Monday, June 23, 2014

WRETCHED MAN (Romans Chapter 7)

Romans 7:24, “Wretched man that I am!  Who will deliver me from this body of death?  Thanks be to God through Jesus Christ our Lord!  So then, I myself serve the law of God with my mind, but with my flesh I serve the law of sin.”

One of the questions raised regarding this passage (Romans 7:7-25) is the identity of the “wretched man” spoken of.  Three possibilities have been suggested: 1) an anonymous unconverted man; 2) the Apostle Paul before his conversion; and 3) the Apostle Paul in his “present tense” experience.  Both 1) and 2) cannot be true since Paul speaks of attitudes towards the law that are not concurrent to that of an unconverted person (i.e. delighting in the law, Romans 7:16; wanting to do it; Romans 7:18, 18-21; approving of it, Romans 7:22; with his inmost self, Romans 7:22; Cf. Romans 3:10-12; Colossians 1:21).  Since the verbs used in verses 24-25 are all in the present tense, the logical conclusion is that the Apostle Paul is speaking of himself in his “present tense” experience as a converted (i.e. saved) person.  The deliverance he longs for and anticipates can only be fully realized in the redemption of his body.

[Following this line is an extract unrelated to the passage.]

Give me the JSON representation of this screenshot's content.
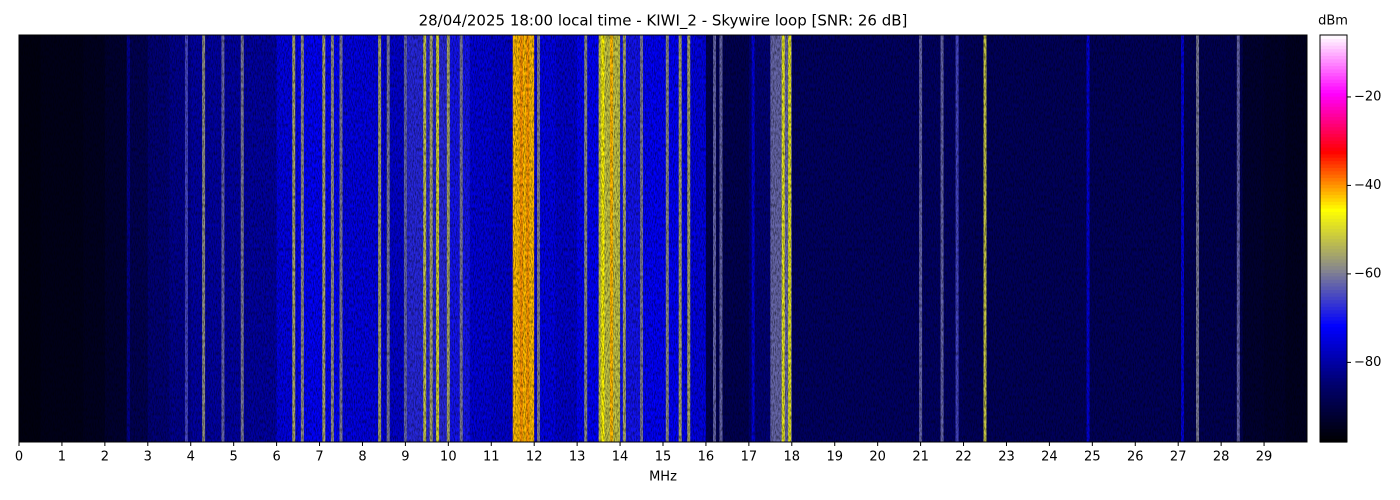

Three main points are made regarding his experience in respect to the law: 1) the effect of the law is to give knowledge of sin (Romans 7:7, 13; Cf. Romans 3:20); 2) the way in which the law does this is by declaring God’s prohibitions and commands which work to goal sin into active rebellion thus making a person aware of the specific shortcomings into which sin then leads him (Romans 7:8, 19, 23); 3) the law avails no power to a person to do the thing commanded and cannot deliver a person from sin’s power or influence (Romans 7:9-11, 22-24).

Three laws are spoken of: 1) the law which consists of God’s commands to us—the law which is “holy and righteous and good (Romans 7:12); 2) the law of sin and death (Romans 8:2).  It is the “flesh” that renders the law powerless with respect to sin.  The term “flesh” is used to describe the fallen human condition.  It represents the old, earthly, temporal order that is subject to the power of sin—weak, corruptible, and doomed to destruction (it cannot be improved or sanctified).  The unconverted man lives only according to the flesh (Romans 8:6-8).  But the believer is “not in the flesh but in the Spirit” (Romans 8:9); 3) “the law of the Spirit of life” (Romans 8:2).  The righteousness which can never be achieved ‘in the flesh’ (Cf. Colossians 2:23) can be produced by the Spirit of life (Romans 8:4).

Not “I” but “He!”  In Romans chapter 7 the pronoun “I” occurs 27X and the Holy Spirit is not found once.  The passage, in its ‘self’ focus, ends with this question: “Wretched man that I am!  Who will deliver me from this body of death?”  In commenting on this question, C H Spurgeon once noted that: “It was the custom of ancient tyrants, when they wished to put men to the most fearful punishments, to tie a dead body to them, placing the two back to back; and there was the living man, with a dead body closely strapped to him, rotting, putrid, corrupting, and this he must drag with him wherever he went. Now, this is just what the Christian has to do. He has within him the new life; he has a living and undying principle, which the Holy Spirit has put within him, but he feels that every day he has to drag about with him this dead body, this body of death, a thing as loathsome, as hideous, as abominable to his new life, as a dead stinking carcass would be to a living man.”  In self there can be no rescue from sin in any respect.  No amount or degree of wanting, willing, or working can work to deliver a man from sin, in Jesus alone can victory be found.  “None else can heal all our soul’s diseases!”

A triumphant change of perspective takes place in the transition from Romans chapter 7 to Romans chapter 8.  In chapter 8 the pronoun “I” is found only twice and the Holy Spirit is referred to repeatedly.  That chapter begins with a declaration of freedom (8:2) and concludes with a promise of overwhelming triumph (8:37).  With respect to sin and salvation, “it is the Spirit that gives life, the flesh profits nothing” (John 6:63).  Wretched men are set free from sin only through the indwelling presence and power of a Wonderful Savior!